Pas d'autres solutions"

De leur côté, les gens du voyage expliquent qu'ils se sont installés ici faute de place ailleurs. "C'est toujours la même chose", assure Christelle qui boit son café devant sa caravane. "On n'a pas du tout d'emplacement pour se mettre avec les caravanes par ici. Il faut toujours qu'on rentre en forçant et ce n'est pas agréable pour nous. Nous, on demande que tous les mois de septembre un responsable s'occupe de nous pour pouvoir ouvrir une place pour nos caravanes". 

Manque d'installations

En effet, la métropole lilloise manque d'installations pour faire face un tel afflux. Il existe bien une aire dite "de grand passage" spécialement destinée pour accueillir les rassemblements importants de gens du voyage. Elle se trouve à Bondues, mais elle est devenue trop petite ces dernières années. "Avec le temps, nous sommes de plus en plus nombreux, le peuple grandit, explique Michel Legrain, le porte-parole de ce groupe de gens du voyage.
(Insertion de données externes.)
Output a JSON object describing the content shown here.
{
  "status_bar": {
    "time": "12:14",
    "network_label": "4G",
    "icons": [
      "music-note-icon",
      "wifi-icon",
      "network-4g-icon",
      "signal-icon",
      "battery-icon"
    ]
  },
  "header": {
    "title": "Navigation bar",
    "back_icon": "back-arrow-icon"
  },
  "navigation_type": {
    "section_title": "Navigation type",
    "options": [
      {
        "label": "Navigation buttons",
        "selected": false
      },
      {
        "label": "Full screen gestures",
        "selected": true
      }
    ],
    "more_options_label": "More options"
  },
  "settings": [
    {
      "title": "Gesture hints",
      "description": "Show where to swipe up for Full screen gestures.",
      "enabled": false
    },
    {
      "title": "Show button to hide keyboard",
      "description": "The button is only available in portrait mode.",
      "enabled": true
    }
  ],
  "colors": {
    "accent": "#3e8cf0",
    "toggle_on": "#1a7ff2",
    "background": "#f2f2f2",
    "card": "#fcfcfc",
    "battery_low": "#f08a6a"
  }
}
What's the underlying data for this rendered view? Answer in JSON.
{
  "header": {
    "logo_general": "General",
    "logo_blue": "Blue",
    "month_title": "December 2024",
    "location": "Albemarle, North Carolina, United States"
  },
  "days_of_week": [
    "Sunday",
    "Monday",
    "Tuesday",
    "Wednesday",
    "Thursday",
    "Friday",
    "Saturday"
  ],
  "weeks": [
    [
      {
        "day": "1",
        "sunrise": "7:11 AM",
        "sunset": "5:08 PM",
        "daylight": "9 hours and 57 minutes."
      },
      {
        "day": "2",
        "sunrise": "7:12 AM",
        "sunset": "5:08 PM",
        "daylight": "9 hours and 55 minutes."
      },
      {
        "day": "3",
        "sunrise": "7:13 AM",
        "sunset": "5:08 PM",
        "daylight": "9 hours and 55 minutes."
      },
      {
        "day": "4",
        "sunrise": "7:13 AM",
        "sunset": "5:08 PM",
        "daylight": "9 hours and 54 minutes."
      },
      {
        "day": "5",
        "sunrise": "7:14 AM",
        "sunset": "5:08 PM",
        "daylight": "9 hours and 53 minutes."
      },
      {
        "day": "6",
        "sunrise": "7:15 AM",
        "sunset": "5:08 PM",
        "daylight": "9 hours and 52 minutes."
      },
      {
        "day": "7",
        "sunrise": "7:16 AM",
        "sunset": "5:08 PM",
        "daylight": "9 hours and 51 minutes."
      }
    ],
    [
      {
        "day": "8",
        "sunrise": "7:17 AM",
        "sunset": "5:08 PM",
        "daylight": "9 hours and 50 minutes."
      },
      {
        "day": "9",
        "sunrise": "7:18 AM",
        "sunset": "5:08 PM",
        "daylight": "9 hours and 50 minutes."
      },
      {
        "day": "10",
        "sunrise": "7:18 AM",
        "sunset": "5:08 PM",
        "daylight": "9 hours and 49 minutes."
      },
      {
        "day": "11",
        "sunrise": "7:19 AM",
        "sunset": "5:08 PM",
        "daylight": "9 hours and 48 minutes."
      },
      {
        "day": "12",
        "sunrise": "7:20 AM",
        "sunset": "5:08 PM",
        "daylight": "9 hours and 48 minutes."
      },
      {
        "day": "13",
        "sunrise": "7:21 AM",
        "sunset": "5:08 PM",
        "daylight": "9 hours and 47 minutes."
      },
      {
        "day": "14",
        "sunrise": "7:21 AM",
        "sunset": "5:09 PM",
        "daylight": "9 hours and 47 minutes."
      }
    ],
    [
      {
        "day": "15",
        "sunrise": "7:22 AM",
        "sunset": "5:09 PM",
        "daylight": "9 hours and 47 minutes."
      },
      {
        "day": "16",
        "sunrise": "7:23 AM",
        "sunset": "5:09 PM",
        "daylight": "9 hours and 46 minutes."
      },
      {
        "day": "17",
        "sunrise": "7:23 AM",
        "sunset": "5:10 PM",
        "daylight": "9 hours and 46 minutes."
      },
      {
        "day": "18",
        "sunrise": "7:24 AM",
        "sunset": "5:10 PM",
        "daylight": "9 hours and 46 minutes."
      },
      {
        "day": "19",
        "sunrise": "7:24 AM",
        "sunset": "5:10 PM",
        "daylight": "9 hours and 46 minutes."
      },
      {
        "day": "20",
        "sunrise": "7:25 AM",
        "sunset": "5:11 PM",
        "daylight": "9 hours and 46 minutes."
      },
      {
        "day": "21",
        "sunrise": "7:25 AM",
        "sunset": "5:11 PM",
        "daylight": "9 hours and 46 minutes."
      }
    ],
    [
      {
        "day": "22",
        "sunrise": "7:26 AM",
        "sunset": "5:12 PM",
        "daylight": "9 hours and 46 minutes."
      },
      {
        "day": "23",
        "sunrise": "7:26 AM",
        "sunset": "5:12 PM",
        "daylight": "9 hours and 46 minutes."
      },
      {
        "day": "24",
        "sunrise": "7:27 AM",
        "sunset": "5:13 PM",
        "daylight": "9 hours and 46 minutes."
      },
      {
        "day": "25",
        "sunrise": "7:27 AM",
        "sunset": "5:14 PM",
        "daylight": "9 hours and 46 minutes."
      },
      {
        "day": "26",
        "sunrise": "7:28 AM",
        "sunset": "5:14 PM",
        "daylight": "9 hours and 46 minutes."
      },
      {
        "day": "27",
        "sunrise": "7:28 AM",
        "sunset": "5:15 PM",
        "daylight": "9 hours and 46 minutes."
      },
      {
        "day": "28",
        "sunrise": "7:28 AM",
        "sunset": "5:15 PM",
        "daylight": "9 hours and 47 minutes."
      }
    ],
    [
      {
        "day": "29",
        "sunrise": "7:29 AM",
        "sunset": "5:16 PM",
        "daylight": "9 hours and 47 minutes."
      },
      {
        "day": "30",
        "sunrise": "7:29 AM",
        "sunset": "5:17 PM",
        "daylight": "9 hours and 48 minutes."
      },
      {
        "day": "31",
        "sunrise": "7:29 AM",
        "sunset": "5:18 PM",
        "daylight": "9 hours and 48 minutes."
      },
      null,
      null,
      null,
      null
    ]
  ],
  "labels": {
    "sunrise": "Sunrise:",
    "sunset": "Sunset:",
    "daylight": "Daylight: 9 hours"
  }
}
Les enfants se marient et c'est des caravanes qui se rajoutent tous les ans." Il demande donc l'installation d'une aire de grand passage suffisante pour accueillir au moins 400 caravanes, de quoi régler le problème qui revient chaque année au mois de septembre selon lui. Il s'engage à quitter les lieux, quoi qu'il arrive, le 16 septembre prochain, une fois la mission d'évangélisation terminée.

Contactée par France Bleu, la métropole explique que la construction d'une nouvelle aire de grand passage est prévue. Les négociations sont en cours avec les services de l'État.